Norwegen: Großbrand in Krokstadelva zerstört mehr als 100 Wohneinheiten → mehrere Löschubschrauber im Einsatz
KROKSTADELVA (NORWEGEN): Bei einem verheerenden Großbrand in Krokstadelva in der norwegischen Kommune Drammen sind mehr als 100 Wohneinheiten zerstört worden. Über 400 Bewohnerinnen und Bewohner mussten aus dem betroffenen Wohngebiet und den angrenzenden Bereichen evakuiert werden.
Das Feuer war am Freitagnachmittag, 17. Juli 2026, gegen 15.36 Uhr in einer Wohneinheit eines Reihenhauses in der Jupiterveien ausgebrochen. Die Flammen breiteten sich innerhalb kürzester Zeit auf benachbarte Reihenhäuser und später auch auf umliegende Waldflächen aus. Trockenheit, Wind, die dichte Bebauung und das teilweise steile Gelände erschwerten die Löscharbeiten erheblich.
Zur Brandbekämpfung wurden umfangreiche Kräfte aus weiten Teilen Ostnorwegens zusammengezogen. Nach Angaben der norwegischen Katastrophenschutzbehörde DSB waren rund 100 Feuerwehrangehörige aus zehn Feuer- und Rettungsdiensten beziehungsweise 17 Feuerwachen beteiligt. Zeitweise unterstützten sechs Löschhubschrauber den Einsatz. Bis Samstag wurden aus der Luft rund 800.000 Liter Wasser über dem Brandgebiet abgeworfen. Auch der Zivilschutz, die Polizei, das Militär und das Rote Kreuz waren in die Maßnahmen eingebunden.

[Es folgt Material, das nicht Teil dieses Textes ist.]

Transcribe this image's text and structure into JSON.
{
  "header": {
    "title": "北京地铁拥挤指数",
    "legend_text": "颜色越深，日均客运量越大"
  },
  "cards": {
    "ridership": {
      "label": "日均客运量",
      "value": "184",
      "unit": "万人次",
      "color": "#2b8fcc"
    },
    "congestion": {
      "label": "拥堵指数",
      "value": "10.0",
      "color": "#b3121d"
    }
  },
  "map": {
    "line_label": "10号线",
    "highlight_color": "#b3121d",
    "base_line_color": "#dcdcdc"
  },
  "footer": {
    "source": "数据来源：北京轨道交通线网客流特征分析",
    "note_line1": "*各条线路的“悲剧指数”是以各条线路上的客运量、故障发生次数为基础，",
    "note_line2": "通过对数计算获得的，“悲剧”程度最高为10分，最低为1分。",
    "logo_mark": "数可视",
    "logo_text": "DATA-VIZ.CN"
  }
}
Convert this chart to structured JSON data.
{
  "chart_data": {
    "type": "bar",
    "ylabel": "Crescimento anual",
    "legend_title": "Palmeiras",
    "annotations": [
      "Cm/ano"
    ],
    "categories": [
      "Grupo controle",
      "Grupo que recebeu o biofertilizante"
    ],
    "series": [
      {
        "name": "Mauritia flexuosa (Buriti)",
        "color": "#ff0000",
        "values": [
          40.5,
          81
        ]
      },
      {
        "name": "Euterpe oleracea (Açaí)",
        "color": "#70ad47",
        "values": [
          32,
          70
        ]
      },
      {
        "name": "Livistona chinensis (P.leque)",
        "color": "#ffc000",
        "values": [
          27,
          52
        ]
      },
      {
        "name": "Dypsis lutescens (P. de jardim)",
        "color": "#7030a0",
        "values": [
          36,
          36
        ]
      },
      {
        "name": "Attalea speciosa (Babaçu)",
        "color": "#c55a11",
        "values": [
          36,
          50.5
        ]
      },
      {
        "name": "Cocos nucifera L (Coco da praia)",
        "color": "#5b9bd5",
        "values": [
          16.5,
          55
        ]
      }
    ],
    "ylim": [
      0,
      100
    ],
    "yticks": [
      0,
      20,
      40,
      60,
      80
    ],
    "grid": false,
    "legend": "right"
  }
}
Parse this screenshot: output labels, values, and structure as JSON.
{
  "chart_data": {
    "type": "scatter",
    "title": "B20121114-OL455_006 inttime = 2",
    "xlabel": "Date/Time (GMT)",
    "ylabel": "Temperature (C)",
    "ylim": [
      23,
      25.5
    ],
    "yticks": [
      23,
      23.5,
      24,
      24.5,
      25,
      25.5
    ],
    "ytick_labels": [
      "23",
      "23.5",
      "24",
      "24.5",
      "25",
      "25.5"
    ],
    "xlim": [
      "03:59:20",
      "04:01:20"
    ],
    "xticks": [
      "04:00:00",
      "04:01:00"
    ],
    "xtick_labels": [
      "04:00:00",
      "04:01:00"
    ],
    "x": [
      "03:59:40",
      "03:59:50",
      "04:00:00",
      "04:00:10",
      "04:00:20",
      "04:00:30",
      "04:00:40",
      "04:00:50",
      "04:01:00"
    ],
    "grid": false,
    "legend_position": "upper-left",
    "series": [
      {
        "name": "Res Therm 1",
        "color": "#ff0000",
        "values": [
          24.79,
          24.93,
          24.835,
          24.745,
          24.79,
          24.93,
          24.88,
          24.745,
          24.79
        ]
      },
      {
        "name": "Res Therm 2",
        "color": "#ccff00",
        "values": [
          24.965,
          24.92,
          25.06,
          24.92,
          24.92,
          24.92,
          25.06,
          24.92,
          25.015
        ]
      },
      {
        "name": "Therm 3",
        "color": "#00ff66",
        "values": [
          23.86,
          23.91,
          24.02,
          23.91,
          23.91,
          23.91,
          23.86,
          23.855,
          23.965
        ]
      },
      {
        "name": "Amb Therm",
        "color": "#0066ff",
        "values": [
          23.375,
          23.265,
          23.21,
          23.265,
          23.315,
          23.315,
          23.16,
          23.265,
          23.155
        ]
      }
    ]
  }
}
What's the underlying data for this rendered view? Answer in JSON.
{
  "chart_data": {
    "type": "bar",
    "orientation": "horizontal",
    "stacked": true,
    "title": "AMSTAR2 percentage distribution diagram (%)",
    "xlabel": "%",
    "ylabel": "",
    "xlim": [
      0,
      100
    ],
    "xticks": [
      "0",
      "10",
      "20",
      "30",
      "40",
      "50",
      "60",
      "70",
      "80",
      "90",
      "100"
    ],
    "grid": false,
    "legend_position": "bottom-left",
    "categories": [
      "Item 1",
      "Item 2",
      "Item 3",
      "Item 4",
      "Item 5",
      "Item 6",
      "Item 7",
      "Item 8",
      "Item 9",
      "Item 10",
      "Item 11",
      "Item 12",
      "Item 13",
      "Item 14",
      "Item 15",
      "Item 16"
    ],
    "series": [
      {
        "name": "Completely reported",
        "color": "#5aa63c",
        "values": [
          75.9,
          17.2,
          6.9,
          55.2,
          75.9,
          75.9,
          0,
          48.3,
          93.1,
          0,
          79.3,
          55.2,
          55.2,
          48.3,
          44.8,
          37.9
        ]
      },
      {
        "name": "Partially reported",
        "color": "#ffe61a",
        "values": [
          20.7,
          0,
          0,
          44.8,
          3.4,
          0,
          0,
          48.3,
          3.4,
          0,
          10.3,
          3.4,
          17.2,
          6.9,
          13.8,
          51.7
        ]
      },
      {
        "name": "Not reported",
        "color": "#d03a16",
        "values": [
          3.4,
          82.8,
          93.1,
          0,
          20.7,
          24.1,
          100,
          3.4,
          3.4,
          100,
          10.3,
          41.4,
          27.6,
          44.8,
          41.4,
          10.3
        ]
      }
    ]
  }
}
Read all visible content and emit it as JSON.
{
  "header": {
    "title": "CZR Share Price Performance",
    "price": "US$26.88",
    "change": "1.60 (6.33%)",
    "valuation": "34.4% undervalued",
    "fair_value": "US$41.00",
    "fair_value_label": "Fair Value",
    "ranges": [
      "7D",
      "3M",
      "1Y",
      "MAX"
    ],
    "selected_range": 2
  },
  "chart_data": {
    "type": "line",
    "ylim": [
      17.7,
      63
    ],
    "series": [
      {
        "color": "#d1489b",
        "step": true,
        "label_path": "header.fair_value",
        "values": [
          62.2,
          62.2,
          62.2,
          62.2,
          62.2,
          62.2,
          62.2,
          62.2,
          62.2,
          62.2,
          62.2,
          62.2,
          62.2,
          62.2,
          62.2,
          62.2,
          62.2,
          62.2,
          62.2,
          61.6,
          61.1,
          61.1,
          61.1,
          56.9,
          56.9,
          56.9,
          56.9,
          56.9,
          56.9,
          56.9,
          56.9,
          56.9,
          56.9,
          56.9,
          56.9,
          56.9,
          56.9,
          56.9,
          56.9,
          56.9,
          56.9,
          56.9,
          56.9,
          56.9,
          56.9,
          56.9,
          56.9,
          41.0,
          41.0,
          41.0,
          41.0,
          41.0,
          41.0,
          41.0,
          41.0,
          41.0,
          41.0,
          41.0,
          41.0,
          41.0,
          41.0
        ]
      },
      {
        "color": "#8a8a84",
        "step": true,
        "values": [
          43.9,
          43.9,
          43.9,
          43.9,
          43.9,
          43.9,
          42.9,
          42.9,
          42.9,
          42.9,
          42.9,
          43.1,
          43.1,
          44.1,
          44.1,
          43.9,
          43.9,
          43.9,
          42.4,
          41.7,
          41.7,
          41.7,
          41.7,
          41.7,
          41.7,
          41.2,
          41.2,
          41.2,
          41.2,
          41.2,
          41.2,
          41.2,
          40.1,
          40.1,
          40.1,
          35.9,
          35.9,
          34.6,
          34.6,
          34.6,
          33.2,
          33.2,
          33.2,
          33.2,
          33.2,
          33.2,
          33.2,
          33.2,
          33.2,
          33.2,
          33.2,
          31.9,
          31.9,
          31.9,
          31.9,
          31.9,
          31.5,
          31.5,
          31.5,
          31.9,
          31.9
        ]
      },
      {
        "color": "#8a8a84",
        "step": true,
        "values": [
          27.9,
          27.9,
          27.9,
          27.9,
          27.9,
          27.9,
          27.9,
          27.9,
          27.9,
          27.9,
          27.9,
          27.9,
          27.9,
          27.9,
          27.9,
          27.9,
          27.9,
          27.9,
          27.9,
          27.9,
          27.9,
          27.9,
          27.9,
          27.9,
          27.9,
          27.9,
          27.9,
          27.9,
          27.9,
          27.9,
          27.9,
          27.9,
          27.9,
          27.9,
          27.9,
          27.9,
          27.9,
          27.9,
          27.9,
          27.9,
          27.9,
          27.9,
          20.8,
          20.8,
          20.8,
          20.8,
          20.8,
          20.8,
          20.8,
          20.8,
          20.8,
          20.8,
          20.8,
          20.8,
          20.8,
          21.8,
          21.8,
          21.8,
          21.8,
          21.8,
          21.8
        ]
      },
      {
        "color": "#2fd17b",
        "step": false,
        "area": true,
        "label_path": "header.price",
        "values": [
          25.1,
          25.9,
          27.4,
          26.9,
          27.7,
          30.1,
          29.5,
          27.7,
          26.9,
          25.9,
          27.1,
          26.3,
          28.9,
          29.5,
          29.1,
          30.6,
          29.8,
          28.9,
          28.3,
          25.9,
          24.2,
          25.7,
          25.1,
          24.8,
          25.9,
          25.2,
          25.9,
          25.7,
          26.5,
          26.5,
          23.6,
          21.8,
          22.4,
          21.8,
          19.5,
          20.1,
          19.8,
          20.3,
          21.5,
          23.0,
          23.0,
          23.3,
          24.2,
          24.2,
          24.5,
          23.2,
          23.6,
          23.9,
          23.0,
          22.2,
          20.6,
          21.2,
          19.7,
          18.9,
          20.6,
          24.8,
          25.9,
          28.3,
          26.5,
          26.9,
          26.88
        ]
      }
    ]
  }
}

Todesopfer oder vermisste Personen wurden nach bisherigen Angaben nicht gemeldet. Mehrere Menschen und Einsatzkräfte erlitten Rauchgasbeschwerden oder leichte Verletzungen. Am Samstag hatte sich die Ausbreitungsgefahr deutlich verringert, allerdings mussten weiterhin Glutnester, kleinere Brände und Feuer in den angrenzenden Waldflächen bekämpft werden.
Die Brandursache ist noch nicht bekannt und Gegenstand polizeilicher Ermittlungen. Die norwegische Katastrophenschutzbehörde bezeichnete das Ereignis als den größten registrierten Brand dieser Art in der modernen Geschichte des Landes.